Мы столкнулись с так называемым парадоксом времени. До четырнадцатого апреля тысяча девятьсот шестьдесят седьмого года вы жили, как все окружающие, поступательно — из прошлого в будущее. А в тот день вы угодили в хрональную петлю и стали выписывать кренделя во времени. Потом в вашей истории восстановилось поступательно-линейное движение. Но узел из временных петель передавил ваш жизненный вектор в точке того, давнишнего, четырнадцатого апреля. Через этот узел вы не можете прорваться в своё прошлое. А ведь человек не может жить без прошлого — подсознание требует подпитки, вот вы и срываетесь в этом узле в очередной вираж по петле. Другими словами, насколько бы странным это ни казалось — всё, что вам снится в ваших особенных снах, происходило на самом деле.
Профессор откинулся на спинку стула, забросил ногу на ногу и продолжил:
— Люди еще мало знают о себе, о мире, в котором живут, а уж о времени вообще строят одни только предположения. Только совсем недавно догадались: оно не всегда линейно, может идти по спирали, по кругу, выделывать те еще коленца. После того, как мы кое-что о вас поймем, мы срежем узел со всех уровней вашей памяти, и течение жизни восстановится, как непрерывное развитие от младенчества до настоящего времени: сделаем вас, что называется, цельной.
— Что это значит — срежем? — раздаётся женский голос, и Юлия не сразу понимает, что слышит она сейчас саму себя, сидящую напротив Прошкина.
— Что это значит — срежем? — испуганно повторяет она.
Юлия увидела, как вздрогнул всем телом и испуганно оглянулся водитель. Картинка перед глазами растаяла. Она посмотрела на таксиста, парня с круглым веснушчатым лицом, и сказала извиняющимся тоном:
— Я, кажется, задремала. Долго еще ехать?
Таксист с явным облегчением вздохнул и ответил:
— Да все, считайте, приехали, минут пять осталось.
На пути к зданию вокзала Юлия удрученно думала: «Разве возможно, чтобы доктор говорил своей пациентке о парадоксах времени, о том, что она попала в какие-то петли? И чтобы он нёс подобную чушь даже не на даче у общих друзей за пятой рюмкой водки, а в официальной обстановки клиники — нет, этого категорически не может быть. Получается, что я принимаю за воспоминания игру больного воображения. Тогда я напрасно ушла из клиники. Еще не поздно вернуться».

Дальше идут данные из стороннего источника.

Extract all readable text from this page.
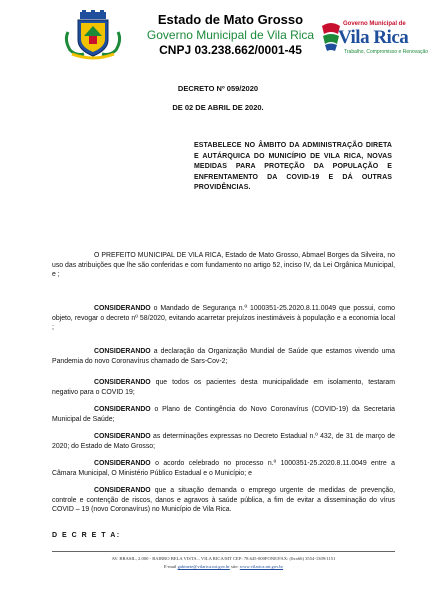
Estado de Mato Grosso
Governo Municipal de Vila Rica
CNPJ 03.238.662/0001-45
Governo Municipal de
Vila Rica
Trabalho, Compromisso e Renovação
DECRETO Nº 059/2020
DE 02 DE ABRIL DE 2020.
ESTABELECE NO ÂMBITO DA ADMINISTRAÇÃO DIRETA E AUTÁRQUICA DO MUNICÍPIO DE VILA RICA, NOVAS MEDIDAS PARA PROTEÇÃO DA POPULAÇÃO E ENFRENTAMENTO DA COVID-19 E DÁ OUTRAS PROVIDÊNCIAS.
O PREFEITO MUNICIPAL DE VILA RICA, Estado de Mato Grosso, Abmael Borges da Silveira, no uso das atribuições que lhe são conferidas e com fundamento no artigo 52, inciso IV, da Lei Orgânica Municipal, e ;
CONSIDERANDO o Mandado de Segurança n.º 1000351-25.2020.8.11.0049 que possui, como objeto, revogar o decreto nº 58/2020, evitando acarretar prejuízos inestimáveis à população e a economia local ;
CONSIDERANDO a declaração da Organização Mundial de Saúde que estamos vivendo uma Pandemia do novo Coronavírus chamado de Sars-Cov-2;
CONSIDERANDO que todos os pacientes desta municipalidade em isolamento, testaram negativo para o COVID 19;
CONSIDERANDO o Plano de Contingência do Novo Coronavírus (COVID-19) da Secretaria Municipal de Saúde;
CONSIDERANDO as determinações expressas no Decreto Estadual n.º 432, de 31 de março de 2020; do Estado de Mato Grosso;
CONSIDERANDO o acordo celebrado no processo n.º 1000351-25.2020.8.11.0049 entre a Câmara Municipal, O Ministério Público Estadual e o Município; e
CONSIDERANDO que a situação demanda o emprego urgente de medidas de prevenção, controle e contenção de riscos, danos e agravos à saúde pública, a fim de evitar a disseminação do vírus COVID – 19 (novo Coronavírus) no Município de Vila Rica.
D E C R E T A:
AV. BRASIL, 2.000 - BAIRRO BELA VISTA – VILA RICA/MT CEP: 78.645-000FONE/FAX: (0xx66) 3554-1309/1151
E-mail gabinete@vilarica.mt.gov.br site: www.vilarica.mt.gov.br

Она остановилась перед входом с надписью «Кассы билетов на поезда дальнего следования» и задумалась: почему ей вообще пришло в голову сбежать? И как удалось это сделать, если профессор не хотел упускать её особенный случай?

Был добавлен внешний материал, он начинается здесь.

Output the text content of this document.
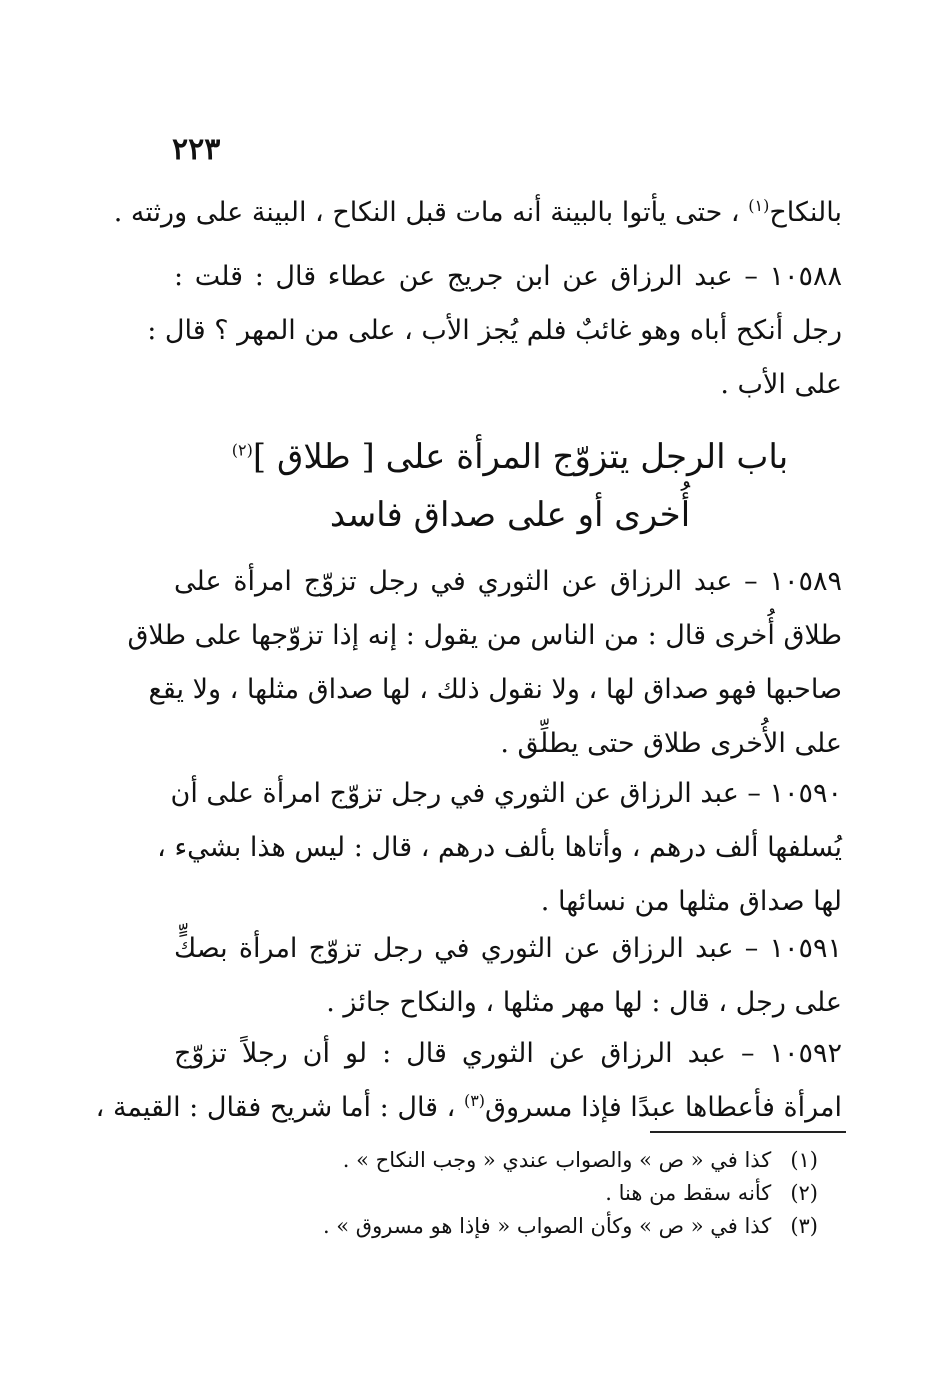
٢٢٣
بالنكاح$^{(١)}$ ، حتى يأتوا بالبينة أنه مات قبل النكاح ، البينة على ورثته .
١٠٥٨٨ – عبد الرزاق عن ابن جريج عن عطاء قال : قلت :
رجل أنكح أباه وهو غائبٌ فلم يُجز الأب ، على من المهر ؟ قال :
على الأب .
باب الرجل يتزوّج المرأة على [ طلاق ]$^{(٢)}$
أُخرى أو على صداق فاسد
١٠٥٨٩ – عبد الرزاق عن الثوري في رجل تزوّج امرأة على
طلاق أُخرى قال : من الناس من يقول : إنه إذا تزوّجها على طلاق
صاحبها فهو صداق لها ، ولا نقول ذلك ، لها صداق مثلها ، ولا يقع
على الأُخرى طلاق حتى يطلِّق .
١٠٥٩٠ – عبد الرزاق عن الثوري في رجل تزوّج امرأة على أن
يُسلفها ألف درهم ، وأتاها بألف درهم ، قال : ليس هذا بشيء ،
لها صداق مثلها من نسائها .
١٠٥٩١ – عبد الرزاق عن الثوري في رجل تزوّج امرأة بصكٍّ
على رجل ، قال : لها مهر مثلها ، والنكاح جائز .
١٠٥٩٢ – عبد الرزاق عن الثوري قال : لو أن رجلاً تزوّج
امرأة فأعطاها عبدًا فإذا مسروق$^{(٣)}$ ، قال : أما شريح فقال : القيمة ،
(١) كذا في « ص » والصواب عندي « وجب النكاح » .
(٢) كأنه سقط من هنا .
(٣) كذا في « ص » وكأن الصواب « فإذا هو مسروق » .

Всплыла слышанная когда-то фраза: «Психически больные люди хитры и изобретательны». Да, мы такие, горько усмехнулась Юлия.
Вспомнила: одышливая женщина в медицинском халате за приоткрытой дверью рыхлым голосом разговаривает по телефону:
— Но вы меня тоже поймите: я не имею права держать эту Астахову без истории болезни. Прошкин блатных понаберёт, а шишки потом валятся на меня. Вот интересно, на каком таком основании она находится тут со вчерашнего дня? Почему, спрашивается, её одежда не сдана? Сегодня прямо с утра настроение испортили — гардеробщик настоящий скандал устроил. В который раз уже приходят на консультацию к Прошкину, потом остаются в клинике, а верхнюю одежду в гардеробе бросают. Нет, это не первый случай. Вон, месяца полтора тому назад осталась мужская куртка, кожаная, дорогая. Я у себя её повесила — думала, родственники потребуют, так до сих пор никто даже не поинтересовался. Я не нанималась за незабранную одежду отвечать. А тапки? Ложатся-то в стационар со своими. А куда деваются те, которые завели для амбулаторных посещений? В этом году четыре или пять пар пропало. Сейчас позвоню Светке, пускай у прошкинской блатной вещи примет, ту одежду, что осталась у неё на номерке, заберёт, а тапки пусть в гардероб сдаст. Не хватало мне ещё из своего кармана за тапки платить.